The team nicknamed the 3.2- million-year-old female hominid “Lucy” after the Beatles song “Lucy in the Sky with Diamonds” which they listened to while labelling the fossils.
Based on the large part of Lucy they found, 40 percent of her skeleton, the scientists were able to determine her height (one metre, 3.5 feet) and show that she was muscular and able to climb trees as well as walk upright.
Coppens, who was born in Britanny and was the son of a nuclear physicist father, co-signed six hominid discoveries over his career.
“At six or seven years old I already wanted to become an archaeologist,” Coppens told AFP in 2016. “All my holiday time was spent at digs,” he added.
Coppens was admitted to France’s prestigious CNRS scientific centre in 1956 when he was still only 22.
He began travelling to Africa from the 1960s, starting with Algeria and Chad.
His first major discovery came in 1967, a 2.6-million-year-old fossil in the Omo valley in Ethiopia.
Then in 1974 came the international expedition in Ethiopia’s Afar triangle that was to make Coppens, his friend and fellow Frenchman Taieb and Donald Johanson, an American, world famous for the discovery of Lucy.
Coppens often referred to himself as one of Lucy’s “daddies” (“papas” in French).
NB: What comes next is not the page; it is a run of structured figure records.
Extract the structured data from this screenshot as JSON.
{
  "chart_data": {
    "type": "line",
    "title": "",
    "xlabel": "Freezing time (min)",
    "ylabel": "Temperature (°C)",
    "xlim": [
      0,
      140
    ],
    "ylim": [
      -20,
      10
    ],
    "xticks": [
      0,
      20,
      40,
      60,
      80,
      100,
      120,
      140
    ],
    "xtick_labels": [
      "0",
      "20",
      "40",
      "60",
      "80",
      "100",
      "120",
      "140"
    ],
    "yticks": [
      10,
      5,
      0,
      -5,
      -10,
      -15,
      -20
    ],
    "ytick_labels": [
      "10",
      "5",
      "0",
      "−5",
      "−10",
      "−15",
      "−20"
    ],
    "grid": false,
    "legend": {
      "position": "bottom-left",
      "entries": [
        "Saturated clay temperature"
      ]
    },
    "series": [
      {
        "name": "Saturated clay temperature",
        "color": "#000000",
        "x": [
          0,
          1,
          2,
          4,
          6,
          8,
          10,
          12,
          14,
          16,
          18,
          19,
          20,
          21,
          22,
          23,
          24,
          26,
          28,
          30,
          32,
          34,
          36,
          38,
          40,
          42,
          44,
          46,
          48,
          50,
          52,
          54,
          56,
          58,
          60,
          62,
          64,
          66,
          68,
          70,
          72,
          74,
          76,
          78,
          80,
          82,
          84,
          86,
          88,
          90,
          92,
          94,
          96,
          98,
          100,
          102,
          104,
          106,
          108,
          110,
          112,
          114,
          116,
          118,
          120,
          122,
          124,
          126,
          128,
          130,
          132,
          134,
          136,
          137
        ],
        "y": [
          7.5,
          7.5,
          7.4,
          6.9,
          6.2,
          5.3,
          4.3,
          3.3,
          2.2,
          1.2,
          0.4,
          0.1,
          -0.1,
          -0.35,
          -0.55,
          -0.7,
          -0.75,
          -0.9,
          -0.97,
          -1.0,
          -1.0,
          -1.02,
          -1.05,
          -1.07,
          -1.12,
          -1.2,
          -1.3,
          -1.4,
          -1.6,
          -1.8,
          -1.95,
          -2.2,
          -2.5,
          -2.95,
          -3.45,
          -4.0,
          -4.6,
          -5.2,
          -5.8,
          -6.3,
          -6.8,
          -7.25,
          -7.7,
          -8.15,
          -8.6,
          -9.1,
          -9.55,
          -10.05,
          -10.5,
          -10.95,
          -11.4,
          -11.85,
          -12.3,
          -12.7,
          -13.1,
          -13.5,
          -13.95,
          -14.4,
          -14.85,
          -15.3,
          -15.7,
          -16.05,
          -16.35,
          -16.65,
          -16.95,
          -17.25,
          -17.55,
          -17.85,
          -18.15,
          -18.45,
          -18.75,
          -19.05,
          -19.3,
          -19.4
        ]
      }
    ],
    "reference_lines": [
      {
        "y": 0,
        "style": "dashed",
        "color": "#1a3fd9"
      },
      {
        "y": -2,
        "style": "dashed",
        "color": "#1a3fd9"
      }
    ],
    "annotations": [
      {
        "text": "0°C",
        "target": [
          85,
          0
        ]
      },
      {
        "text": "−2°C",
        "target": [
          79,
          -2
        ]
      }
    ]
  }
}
For a long time after the find, which comprised 52 bone fragments, scientists believed that she was a direct ancestor of humanity.
But this claim is no longer widely believed, and Coppens as well as other palaeontologists came instead to view Lucy as a distant cousin of mankind.
Later Coppens ran digs in Mauritania, the Philippines, Indonesia, Siberia, China and Mongolia.
Back home, he became director of the Musee de l’Homme (Museum of Mankind) in Paris, was given the palaeontology chair in the prestigious College de France, and joined France’s Academy of Science.
He also won several prizes, served as an advisor on environmental questions to the French government, and wrote several books and more than a million scientific articles.
Besides the discovery of Lucy, Coppens once told AFP, he was particularly proud to have “made an irrefutable link between the emergence of man and climate change”.
As forests gave place to savannas, man stopped climbing trees, began to walk upright and needed to develop brain power to keep carnivores at bay, he said.